Apresentaremos a crônica “Heróis sem nome” selecionada pela Comissão Julgadora de Criciúma para participar da
etapa estadual da 4ªedição da Olimpíada de Língua Portuguesa Escrevendo o
Futuro.
A crônica foi escrita pela
aluna Jéssica Sipriano de Freitas, sob orientação da professora Eliane Tezza
Bortolotto, da Escola Municipal de
Ensino Fundamental Padre José Francisco Bertero.
Heróis sem nome
Carros
passam diariamente em frente a minha casa, mas neste dia, às três da tarde, um
carro diferente chama minha atenção.
Ele é branco
e os vidros são escuros, por isso não posso ver o motorista, mas posso ver uma
grande caixa de som cuidadosamente presa ao teto do automóvel.
O carro se
desloca lentamente através da estrada com a caixa de som ligada aparentemente
no volume máximo. O som é tão alto que quando se aproxima mais, chega a
machucar meus ouvidos os quais tento proteger, cobrindo-os com minhas mãos.
Assim que
ele está a uma distância confortável, paro para escutar. O automóvel anuncia o
próximo jogo do Criciúma, time que carrega o mesmo nome da minha cidade,
convocando os torcedores para irem ao estádio Heriberto Hülse empurrarem o
"Tigre" para mais uma vitória.
Quando o
anúncio acaba, o hino do Criciúma começa a tocar e, por algum motivo, eu começo
a prestar atenção no que cada verso da canção fala. Os primeiros, em especial,
chamam a minha atenção: "Lembrando os heróis do passado que escreveram
seus nomes na história..."
A frase
ressoa em minha cabeça repetidamente enquanto eu observo ao longe as folhas de
uma palmeira e, por um instante, parece que elas se movem ao som do hino.
Sem motivo
aparente, me pego pensando sobre quem seriam os heróis do passado. Os
ex-jogadores do Criciúma Esporte Clube, antigo Comerciário? Os prefeitos, que
governaram essa cidade com sabedoria?

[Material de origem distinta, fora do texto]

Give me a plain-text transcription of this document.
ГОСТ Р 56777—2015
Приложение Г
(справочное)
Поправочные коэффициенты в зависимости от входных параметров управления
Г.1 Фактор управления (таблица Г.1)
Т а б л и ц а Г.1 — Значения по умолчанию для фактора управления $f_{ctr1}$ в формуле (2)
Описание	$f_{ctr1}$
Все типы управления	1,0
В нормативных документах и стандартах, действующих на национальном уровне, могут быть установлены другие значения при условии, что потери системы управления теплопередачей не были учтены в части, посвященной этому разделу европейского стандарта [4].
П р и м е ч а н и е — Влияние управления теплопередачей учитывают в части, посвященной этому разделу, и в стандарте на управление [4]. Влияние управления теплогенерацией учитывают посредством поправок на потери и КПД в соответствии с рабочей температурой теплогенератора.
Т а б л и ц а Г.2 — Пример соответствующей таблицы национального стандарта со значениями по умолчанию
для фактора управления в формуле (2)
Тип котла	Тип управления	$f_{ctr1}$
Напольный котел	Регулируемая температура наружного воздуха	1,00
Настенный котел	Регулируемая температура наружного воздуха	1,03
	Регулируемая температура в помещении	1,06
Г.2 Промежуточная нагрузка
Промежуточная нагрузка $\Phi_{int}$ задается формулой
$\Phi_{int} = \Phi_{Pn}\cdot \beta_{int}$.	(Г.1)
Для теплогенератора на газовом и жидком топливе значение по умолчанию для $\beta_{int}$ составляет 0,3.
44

Não sei.
Sempre que
alguém menciona Criciúma, o que vem de forma imediata a minha mente é
"Cidade do Carvão". Carvão esse que foi comprovadamente um dos
principais responsáveis por alavancar o progresso da cidade. Carvão esse que
foi extraído de minas por homens que arriscavam suas vidas todos os dias com
nada além de um par de botas e um capacete, armados apenas com sua coragem. E
ninguém sequer sabe quem são esses homens.
Eles são
anônimos, mas fizeram muito mais pela nossa cidade, me arrisco a dizer, do que
qualquer um. Eles fizeram história, mas onde escreveram seus nomes? É comum
encontrar praças, ruas, ginásios, estádios, instituições com nomes de
políticos, de empresários, mas não com o nome de um mineiro.
Aliás, o
único espaço público que eu conheço em minha cidade que preste uma homenagem a
esses bravos guerreiros é o monumento ao mineiro, que fica na Praça Nereu
Ramos, no centro da cidade. "Aos homens do Carvão", diz a inscrição.

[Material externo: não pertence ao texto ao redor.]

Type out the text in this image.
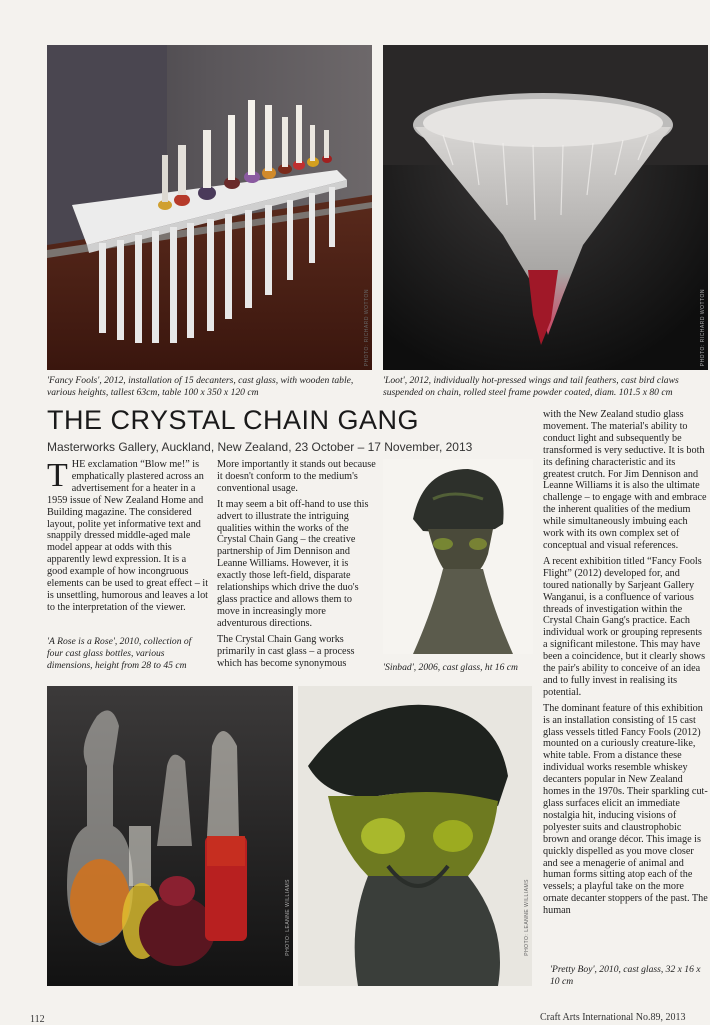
PHOTO: RICHARD WOTTON	PHOTO: RICHARD WOTTON
'Fancy Fools', 2012, installation of 15 decanters, cast glass, with wooden table, various heights, tallest 63cm, table 100 x 350 x 120 cm
'Loot', 2012, individually hot-pressed wings and tail feathers, cast bird claws suspended on chain, rolled steel frame powder coated, diam. 101.5 x 80 cm
THE CRYSTAL CHAIN GANG
Masterworks Gallery, Auckland, New Zealand, 23 October – 17 November, 2013

THE exclamation “Blow me!” is emphatically plastered across an advertisement for a heater in a 1959 issue of New Zealand Home and Building magazine. The considered layout, polite yet informative text and snappily dressed middle-aged male model appear at odds with this apparently lewd expression. It is a good example of how incongruous elements can be used to great effect – it is unsettling, humorous and leaves a lot to the interpretation of the viewer.

'A Rose is a Rose', 2010, collection of four cast glass bottles, various dimensions, height from 28 to 45 cm

More importantly it stands out because it doesn't conform to the medium's conventional usage.

It may seem a bit off-hand to use this advert to illustrate the intriguing qualities within the works of the Crystal Chain Gang – the creative partnership of Jim Dennison and Leanne Williams. However, it is exactly those left-field, disparate relationships which drive the duo's glass practice and allows them to move in increasingly more adventurous directions.

The Crystal Chain Gang works primarily in cast glass – a process which has become synonymous	'Sinbad', 2006, cast glass, ht 16 cm

with the New Zealand studio glass movement. The material's ability to conduct light and subsequently be transformed is very seductive. It is both its defining characteristic and its greatest crutch. For Jim Dennison and Leanne Williams it is also the ultimate challenge – to engage with and embrace the inherent qualities of the medium while simultaneously imbuing each work with its own complex set of conceptual and visual references.

A recent exhibition titled “Fancy Fools Flight” (2012) developed for, and toured nationally by Sarjeant Gallery Wanganui, is a confluence of various threads of investigation within the Crystal Chain Gang's practice. Each individual work or grouping represents a significant milestone. This may have been a coincidence, but it clearly shows the pair's ability to conceive of an idea and to fully invest in realising its potential.

The dominant feature of this exhibition is an installation consisting of 15 cast glass vessels titled Fancy Fools (2012) mounted on a curiously creature-like, white table. From a distance these individual works resemble whiskey decanters popular in New Zealand homes in the 1970s. Their sparkling cut-glass surfaces elicit an immediate nostalgia hit, inducing visions of polyester suits and claustrophobic brown and orange décor. This image is quickly dispelled as you move closer and see a menagerie of animal and human forms sitting atop each of the vessels; a playful take on the more ornate decanter stoppers of the past. The human

PHOTO: LEANNE WILLIAMS	PHOTO: LEANNE WILLIAMS
'Pretty Boy', 2010, cast glass, 32 x 16 x 10 cm
112	Craft Arts International No.89, 2013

Homens do carvão, sem nome próprio, sem sobrenome. Anônimos, generalizados sob
o título de mineiros, representados na praça do monumento por uma fria estátua
de bronze.
Eu conheço
um mineiro. Meu pai, o homem mais corajoso que já conheci! Lembro de quando ele
saía de casa durante a madrugada para ir trabalhar, tomando cuidado para não
acordar ninguém. Lembro de quando eu não queria ir dormir, porque sabia que
quando acordasse meu pai não estaria mais ali. Lembro de todas as vezes em que
me sentava perto dele, preparada para escutar atentamente mais uma história.
Em uma
dessas histórias que escutei muito mais de uma vez, meu pai contava que ele e
um grupo de mineiros quase morreram trabalhando. Então me pergunto quantas
vezes isso deve ter acontecido em outras minas, com outras pessoas. Será que
essas outras pessoas tiveram a sorte de sobreviver, assim como meu pai? Ou será
que elas se foram dessa vida, silenciosamente, anonimamente como viveram, sem
deixar seus nomes na história?
Quantos
milhares de homens morreram embaixo de minas e sem eles quantas famílias
fraquejaram? Quantos órfãos de pais heróis, quantas esposas desconsoladas esses
homens deixaram para trás?
Volto a
observar o movimento na estrada e ao longe ainda consigo ouvir o carro a tocar
o hino. Sorrio, ouvindo os primeiros versos da canção, desta vez sabendo com
convicção a resposta a minha pergunta inicial: quem são os heróis do passado?
Para mim, os
heróis do passado não são ex-atletas, nem ex-políticos, nem ninguém
reconhecidamente famoso. Eles são pessoas comuns. Pais de família. Homens
anônimos. Seus nomes poucos conhecem, mas seus exemplos fizeram e continuam
fazendo a história desse chão, da minha Criciúma, sempre Capital do Carvão.
Parabéns Jéssica!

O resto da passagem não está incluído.